Der Verkaufsdruck grosser institutioneller Anleger, insbesondere in Nordamerika, hat die starke Nachfrage von Schmuckherstellern und Zentralbanken (als Reserveanlage) und die Nachfrage nach Barren und Münzen (häufig als Spar-/Investitionsform) mehr als ausgeglichen. Gold spiegelt die sich ändernden makroökonomischen Bedingungen tendenziell gut wider. So waren die Preisrückgänge Ende 2020 und 2021 grösstenteils auf die Erwartung einer Normalisierung der Geld- und Fiskalpolitik nach der Covid-19-Krise zurückzuführen.
Die Nachfrage nach Gold stieg schon vor der Krise
Der Goldpreis hielt sich im Januar und Anfang Februar robust, trotz starker Anstiege der US-Realzinsen – was ihn normalerweise belasten würde. Dies ist zum Teil auf den geopolitischen Stress der Situation zwischen Russland und der Ukraine zurückzuführen, was weitere Aufwärtsbewegungen zufolge haben könnte, wenn sich der Konflikt verschärft oder Sanktionen nicht die gewünschte Wirkung zeigen.
Wir sahen jedoch bereits vor der Eskalation der Situation Anzeichen dafür, dass sich die institutionelle Nachfrage nach Gold als Portfolio-Hedging-Instrument ins Positive drehte.
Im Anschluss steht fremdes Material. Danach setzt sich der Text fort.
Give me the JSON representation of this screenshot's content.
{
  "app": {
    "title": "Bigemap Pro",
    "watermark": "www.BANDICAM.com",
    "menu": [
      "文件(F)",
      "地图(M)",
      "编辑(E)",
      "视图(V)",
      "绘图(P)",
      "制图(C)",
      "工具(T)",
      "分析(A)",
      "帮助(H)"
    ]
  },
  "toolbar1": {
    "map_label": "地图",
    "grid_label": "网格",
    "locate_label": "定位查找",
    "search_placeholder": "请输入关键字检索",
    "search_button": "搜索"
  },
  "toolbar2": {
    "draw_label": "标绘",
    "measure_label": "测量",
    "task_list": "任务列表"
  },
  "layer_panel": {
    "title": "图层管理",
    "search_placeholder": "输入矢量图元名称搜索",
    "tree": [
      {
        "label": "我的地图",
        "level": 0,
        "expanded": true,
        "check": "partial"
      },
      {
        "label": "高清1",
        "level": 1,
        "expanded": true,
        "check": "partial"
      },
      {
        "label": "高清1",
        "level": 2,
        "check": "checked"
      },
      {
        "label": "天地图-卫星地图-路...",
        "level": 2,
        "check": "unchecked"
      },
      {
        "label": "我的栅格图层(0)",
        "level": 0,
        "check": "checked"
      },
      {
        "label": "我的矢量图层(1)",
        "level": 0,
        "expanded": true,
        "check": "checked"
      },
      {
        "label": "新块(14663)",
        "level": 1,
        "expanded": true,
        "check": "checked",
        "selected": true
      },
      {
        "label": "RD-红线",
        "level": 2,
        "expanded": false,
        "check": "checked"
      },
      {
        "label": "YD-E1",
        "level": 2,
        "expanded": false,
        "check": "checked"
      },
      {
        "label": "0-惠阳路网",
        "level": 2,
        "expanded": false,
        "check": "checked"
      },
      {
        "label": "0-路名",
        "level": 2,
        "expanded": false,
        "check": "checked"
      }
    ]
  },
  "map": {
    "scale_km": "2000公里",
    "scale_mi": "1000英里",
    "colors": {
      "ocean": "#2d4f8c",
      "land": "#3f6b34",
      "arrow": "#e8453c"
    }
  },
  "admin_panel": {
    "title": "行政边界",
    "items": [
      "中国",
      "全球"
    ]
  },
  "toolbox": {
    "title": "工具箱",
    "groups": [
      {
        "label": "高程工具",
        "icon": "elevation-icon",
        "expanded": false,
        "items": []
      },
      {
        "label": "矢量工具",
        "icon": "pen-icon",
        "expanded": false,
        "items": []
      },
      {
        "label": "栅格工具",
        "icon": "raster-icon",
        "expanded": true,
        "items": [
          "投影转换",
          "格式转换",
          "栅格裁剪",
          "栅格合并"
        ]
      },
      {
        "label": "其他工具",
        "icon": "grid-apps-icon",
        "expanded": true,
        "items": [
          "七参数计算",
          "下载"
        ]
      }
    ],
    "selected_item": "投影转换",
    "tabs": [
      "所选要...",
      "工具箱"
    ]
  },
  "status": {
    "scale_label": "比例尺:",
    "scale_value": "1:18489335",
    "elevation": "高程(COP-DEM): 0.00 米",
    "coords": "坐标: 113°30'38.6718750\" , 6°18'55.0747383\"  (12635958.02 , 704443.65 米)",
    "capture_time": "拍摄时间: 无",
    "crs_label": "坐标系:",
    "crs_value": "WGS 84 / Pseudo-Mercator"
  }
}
Wir glauben, dass dies 2022 so bleiben wird, unabhängig davon, wie sich die geopolitische Situation entwickelt.
Warum sollten Anleger jetzt mit der Allokation in Gold beginnen?
Abgesehen von der Suche nach Wertaufbewahrungsmitteln in Zeiten erhöhter Marktspannung glauben wir, dass viele Anleger den bevorstehenden Zinserhöhungszyklus angesichts des ungewöhnlichen makroökonomischen Hintergrunds als äusserst riskant ansehen.
Abgesehen von ihrer hohen Verschuldung sind die Industrieländer auf massive geld- und fiskalpolitische Stimuli angewiesen. Das Potenzial für negative Auswirkungen auf die Realwirtschaft und die Finanzmärkte, wenn die Stimuli wegfallen und die Zinssätze steigen, ist hoch.
Anders gesagt: Es ist durchaus möglich, dass Zinserhöhungen und die Aufhebung der quantitativen Lockerung derart negative Auswirkungen auf Volkswirtschaften haben könnten, in denen die Verbraucher bereits unter einem negativen Realeinkommenswachstum leiden, dass sie in Kürze wieder rückgängig gemacht werden.